Il appuya sur l’interphone et, une minute après, un surveillant ouvrit la porte. Ils disparurent rapidement mais Marianne ne remonta pas en cellule. Il fallait encore subir la fouille réglementaire, encore plus dure qu’à l’aller. Supporter que la gardienne lui passe la main dans les cheveux, derrière et dans les oreilles. Se dévêtir, une fois encore. Être inspectée sous toutes les coutures, visitée de fond en comble. Marianne se contenait pour ne pas exploser. Enfin, la matonne la jugea vierge de tout soupçon et la ramena à l’étage.
Une fois seule, elle exprima sa rage sans retenue. Coups de pied dans les murs, la porte. Putains de flics !
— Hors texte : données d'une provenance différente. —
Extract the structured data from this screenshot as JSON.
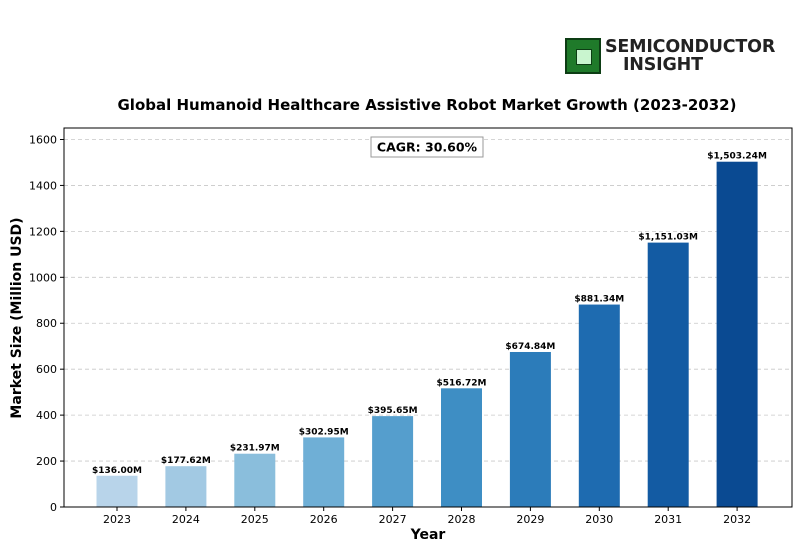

Un peu apaisée, les doigts et les orteils douloureux, elle se laissa tomber sur son matelas, savoura une de ses prises de guerre. Et s’ils disaient vrai ? Si ce n’était pas un piège ? Si c’était ma chance ? Tu délires Marianne ! Ils se serviront de toi pour un truc bien dégueulasse et puis ils te ramèneront en taule… Ou alors ils te logeront une balle dans la tête. Tu as bien fait de ne pas les écouter, de ne pas sembler intéressée…
Le 15 h 16 s’aventura le long de la prison, elle ferma les yeux.
Jamais, tu ne sortiras d’ici. Jamais.
Pourquoi je les ai tués ?
Vendredi 20 mai — 17 h 00
Il imposait sa loi dans le moindre recoin de ses chairs. Avait anéanti jusqu’à sa volonté, rendu illusoire tout espoir de fuite.
Lui. Le manque.
Plus de cigarettes, pas de drogue.
Oui, elle aurait marché sur les mains pour en avoir. Oui, Daniel avait gagné, il lui suffisait de revenir demander n’importe quoi. Sauf qu’il n’était pas revenu.
Marianne se haïssait. Tu dépends de lui, tu n’es pas libre. Drôle de se reprocher ça derrière des barreaux ! Mais justement, cette liberté, l’ultime, celle que personne n’aurait dû pouvoir lui voler, elle l’avait perdue en essayant de s’évader. Elle payait le prix fort pour d’éphémères voyages. Elle dépendait d’un homme parce qu’elle était faible.